Liracs, both whites and reds, always left me impressions of richness, purity, big fruits and body. On the right bank of the Southern Rhône, Lirac shares many similarities to both neighboring crus Tavel and Châteauneuf-du-Pape. Alain Jaume's terraced vineyards of alluvial soil and galets roulés mirror Châteauneuf’s terraces right across the river. Maximum sun exposure(East and South; North of the River) and ripeness like that of Tavel must be tempered, and that is where both nature and Alain Jaume et Fils’ artistry comes into play.

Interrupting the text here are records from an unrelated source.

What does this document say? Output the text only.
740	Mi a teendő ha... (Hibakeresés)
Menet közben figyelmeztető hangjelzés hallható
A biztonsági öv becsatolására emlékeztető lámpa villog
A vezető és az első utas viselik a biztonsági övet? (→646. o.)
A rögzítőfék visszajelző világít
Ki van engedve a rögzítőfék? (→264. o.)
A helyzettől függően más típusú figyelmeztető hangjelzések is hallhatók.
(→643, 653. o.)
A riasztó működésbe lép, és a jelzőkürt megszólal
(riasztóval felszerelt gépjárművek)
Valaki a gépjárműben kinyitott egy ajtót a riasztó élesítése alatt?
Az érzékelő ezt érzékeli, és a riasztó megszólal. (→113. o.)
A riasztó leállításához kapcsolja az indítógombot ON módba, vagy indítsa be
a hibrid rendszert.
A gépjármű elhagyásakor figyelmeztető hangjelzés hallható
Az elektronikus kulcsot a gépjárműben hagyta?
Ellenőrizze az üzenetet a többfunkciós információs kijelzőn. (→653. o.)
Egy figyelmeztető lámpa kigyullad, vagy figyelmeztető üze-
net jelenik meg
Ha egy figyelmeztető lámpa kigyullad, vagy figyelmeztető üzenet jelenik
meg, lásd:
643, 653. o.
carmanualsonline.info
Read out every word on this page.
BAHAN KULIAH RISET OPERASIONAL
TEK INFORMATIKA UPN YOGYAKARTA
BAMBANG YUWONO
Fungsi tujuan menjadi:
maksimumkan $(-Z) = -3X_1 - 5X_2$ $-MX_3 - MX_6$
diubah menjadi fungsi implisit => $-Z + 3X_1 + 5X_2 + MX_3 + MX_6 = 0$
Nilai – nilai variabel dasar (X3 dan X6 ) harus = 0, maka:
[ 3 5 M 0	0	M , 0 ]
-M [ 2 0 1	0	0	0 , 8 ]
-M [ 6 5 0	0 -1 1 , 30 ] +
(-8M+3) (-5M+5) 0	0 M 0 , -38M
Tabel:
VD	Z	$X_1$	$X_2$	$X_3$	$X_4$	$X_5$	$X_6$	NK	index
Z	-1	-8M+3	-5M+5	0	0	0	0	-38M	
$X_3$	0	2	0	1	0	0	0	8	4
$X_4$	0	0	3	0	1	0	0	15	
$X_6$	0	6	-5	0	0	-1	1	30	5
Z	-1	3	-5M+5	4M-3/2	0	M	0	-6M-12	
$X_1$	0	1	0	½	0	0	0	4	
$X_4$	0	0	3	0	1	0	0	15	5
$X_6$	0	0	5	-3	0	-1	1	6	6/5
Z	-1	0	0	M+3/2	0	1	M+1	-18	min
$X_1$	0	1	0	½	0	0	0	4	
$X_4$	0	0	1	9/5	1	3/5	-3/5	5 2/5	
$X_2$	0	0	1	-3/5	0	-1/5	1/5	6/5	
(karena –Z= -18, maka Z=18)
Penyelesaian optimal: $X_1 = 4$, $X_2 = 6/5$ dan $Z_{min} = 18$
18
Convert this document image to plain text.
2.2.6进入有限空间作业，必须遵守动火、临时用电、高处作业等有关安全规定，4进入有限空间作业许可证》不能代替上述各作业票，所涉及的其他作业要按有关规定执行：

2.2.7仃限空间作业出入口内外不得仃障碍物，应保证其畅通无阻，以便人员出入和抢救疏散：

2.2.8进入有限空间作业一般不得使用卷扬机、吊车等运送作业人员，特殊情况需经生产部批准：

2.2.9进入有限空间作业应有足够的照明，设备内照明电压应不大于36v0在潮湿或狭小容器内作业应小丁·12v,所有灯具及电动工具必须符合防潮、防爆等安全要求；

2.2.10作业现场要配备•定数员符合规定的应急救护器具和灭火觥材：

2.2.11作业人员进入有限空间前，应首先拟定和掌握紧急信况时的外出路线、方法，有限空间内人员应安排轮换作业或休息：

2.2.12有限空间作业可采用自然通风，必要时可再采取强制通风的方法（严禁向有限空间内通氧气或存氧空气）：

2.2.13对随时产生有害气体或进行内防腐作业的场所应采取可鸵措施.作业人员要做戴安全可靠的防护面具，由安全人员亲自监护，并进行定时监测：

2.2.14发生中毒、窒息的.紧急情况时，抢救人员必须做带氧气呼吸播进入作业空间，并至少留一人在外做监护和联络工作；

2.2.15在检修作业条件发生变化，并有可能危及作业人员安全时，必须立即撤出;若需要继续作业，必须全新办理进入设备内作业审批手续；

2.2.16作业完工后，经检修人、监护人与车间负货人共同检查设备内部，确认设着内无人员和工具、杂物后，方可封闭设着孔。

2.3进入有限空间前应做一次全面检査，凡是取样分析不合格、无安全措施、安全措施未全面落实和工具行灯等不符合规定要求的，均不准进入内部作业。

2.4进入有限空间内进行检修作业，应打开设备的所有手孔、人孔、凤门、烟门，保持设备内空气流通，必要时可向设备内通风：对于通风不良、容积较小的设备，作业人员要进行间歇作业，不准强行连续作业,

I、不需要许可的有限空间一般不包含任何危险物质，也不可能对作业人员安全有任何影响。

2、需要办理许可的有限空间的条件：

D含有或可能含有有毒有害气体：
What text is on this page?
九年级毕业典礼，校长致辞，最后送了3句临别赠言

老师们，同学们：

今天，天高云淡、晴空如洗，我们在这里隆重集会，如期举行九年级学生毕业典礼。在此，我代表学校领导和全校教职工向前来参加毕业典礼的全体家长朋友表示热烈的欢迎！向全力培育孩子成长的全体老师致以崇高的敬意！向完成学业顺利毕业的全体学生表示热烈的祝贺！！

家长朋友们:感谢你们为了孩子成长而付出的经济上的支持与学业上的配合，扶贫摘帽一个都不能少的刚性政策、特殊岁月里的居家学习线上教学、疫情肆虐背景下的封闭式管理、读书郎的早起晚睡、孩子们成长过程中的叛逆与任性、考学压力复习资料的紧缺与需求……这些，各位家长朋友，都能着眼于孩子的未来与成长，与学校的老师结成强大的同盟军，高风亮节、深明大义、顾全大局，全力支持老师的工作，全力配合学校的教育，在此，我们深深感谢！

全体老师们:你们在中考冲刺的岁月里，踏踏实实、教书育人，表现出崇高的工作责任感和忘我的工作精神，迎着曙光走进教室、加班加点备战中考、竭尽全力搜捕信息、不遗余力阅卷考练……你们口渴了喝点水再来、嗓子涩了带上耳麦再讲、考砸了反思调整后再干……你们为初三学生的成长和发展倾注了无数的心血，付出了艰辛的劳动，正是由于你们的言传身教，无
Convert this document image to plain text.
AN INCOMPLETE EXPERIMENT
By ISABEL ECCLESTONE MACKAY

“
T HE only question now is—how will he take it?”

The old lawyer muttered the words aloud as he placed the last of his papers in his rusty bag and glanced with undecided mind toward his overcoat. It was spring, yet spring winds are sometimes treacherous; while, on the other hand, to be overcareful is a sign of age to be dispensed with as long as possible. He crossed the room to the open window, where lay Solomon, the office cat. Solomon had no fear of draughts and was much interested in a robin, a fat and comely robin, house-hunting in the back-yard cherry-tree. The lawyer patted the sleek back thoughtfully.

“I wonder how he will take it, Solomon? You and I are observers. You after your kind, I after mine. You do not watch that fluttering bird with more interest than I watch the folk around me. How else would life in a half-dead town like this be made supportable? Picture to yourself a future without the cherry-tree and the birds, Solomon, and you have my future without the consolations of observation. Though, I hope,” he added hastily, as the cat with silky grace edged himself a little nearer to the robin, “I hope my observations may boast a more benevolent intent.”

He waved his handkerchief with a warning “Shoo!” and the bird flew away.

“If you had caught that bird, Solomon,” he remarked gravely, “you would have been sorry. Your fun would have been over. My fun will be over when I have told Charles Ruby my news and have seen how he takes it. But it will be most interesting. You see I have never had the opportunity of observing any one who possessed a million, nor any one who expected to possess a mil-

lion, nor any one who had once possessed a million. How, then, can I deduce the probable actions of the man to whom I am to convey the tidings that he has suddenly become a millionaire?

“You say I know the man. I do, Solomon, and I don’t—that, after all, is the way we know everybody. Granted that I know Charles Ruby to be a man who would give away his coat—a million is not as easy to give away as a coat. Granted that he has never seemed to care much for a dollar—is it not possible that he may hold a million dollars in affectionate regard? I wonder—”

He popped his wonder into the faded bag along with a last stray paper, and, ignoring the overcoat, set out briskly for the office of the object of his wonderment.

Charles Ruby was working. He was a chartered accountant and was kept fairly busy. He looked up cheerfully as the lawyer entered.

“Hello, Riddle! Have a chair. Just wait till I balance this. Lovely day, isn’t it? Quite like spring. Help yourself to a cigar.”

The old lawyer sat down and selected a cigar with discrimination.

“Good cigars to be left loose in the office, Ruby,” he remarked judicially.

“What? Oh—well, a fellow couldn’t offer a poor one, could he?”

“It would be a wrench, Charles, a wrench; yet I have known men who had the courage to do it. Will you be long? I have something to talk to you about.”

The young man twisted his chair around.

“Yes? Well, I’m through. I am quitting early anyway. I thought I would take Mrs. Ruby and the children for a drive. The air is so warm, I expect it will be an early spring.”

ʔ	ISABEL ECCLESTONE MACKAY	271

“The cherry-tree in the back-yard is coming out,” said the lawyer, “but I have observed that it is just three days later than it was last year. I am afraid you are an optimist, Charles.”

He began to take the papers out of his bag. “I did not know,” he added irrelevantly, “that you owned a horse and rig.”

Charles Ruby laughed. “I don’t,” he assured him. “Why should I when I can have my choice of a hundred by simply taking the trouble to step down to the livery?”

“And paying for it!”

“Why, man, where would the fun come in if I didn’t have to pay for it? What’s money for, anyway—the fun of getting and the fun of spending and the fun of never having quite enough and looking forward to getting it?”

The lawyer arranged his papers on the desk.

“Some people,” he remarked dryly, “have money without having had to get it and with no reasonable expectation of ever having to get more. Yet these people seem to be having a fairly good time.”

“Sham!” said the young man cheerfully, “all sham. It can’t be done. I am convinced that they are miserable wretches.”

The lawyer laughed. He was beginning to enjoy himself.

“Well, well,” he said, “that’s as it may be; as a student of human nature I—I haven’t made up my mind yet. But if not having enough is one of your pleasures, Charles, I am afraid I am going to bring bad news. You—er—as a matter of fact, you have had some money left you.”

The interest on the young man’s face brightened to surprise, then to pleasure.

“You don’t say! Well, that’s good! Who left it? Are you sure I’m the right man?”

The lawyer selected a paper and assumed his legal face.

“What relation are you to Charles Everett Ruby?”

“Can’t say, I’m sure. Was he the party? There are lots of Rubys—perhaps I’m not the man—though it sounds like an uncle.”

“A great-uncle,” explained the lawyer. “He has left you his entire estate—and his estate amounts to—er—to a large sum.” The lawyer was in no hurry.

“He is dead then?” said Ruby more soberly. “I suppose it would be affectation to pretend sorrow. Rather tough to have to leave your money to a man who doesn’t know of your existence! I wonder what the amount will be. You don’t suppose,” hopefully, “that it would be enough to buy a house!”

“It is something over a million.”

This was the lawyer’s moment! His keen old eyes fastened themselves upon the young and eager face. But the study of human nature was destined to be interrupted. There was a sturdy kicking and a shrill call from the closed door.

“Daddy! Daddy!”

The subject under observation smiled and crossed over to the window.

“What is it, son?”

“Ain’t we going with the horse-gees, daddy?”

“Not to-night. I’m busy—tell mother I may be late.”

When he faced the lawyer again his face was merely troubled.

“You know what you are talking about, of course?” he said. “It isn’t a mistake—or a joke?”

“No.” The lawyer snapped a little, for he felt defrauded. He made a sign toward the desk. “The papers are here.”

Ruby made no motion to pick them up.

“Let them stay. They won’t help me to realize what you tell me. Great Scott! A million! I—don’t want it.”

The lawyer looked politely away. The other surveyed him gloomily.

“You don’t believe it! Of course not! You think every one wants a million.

WA92 is not a score that is of nothing. What we are sure is: the bit-size Chargrilled Steak(a humble one from Quarry Bay Aeon) and bits of spicy sausage(from a specialist supplier) we are now have having are matching seamlessly with this deep red berry flavoured Alain Jaume et Fils Domaine du Clos de Sixte 2012, leaving us with lifted aromas of leather and spice dominate this elegant and voluptuously smooth full-bodied touch.
A specialist for almost all appelations(where they got their wineries covered), AlainJaume’s Domaine dy Clos de Sixte terraces benefit from the persistent mistral, whose regular gusts purify the vines of parasites and mildew throughout the entire year. The galets roulés in the soil provide good drainage and insulation, preventing the roots from getting too hot or too cold at any given time.
A pity we only have less than 2 cases on hand.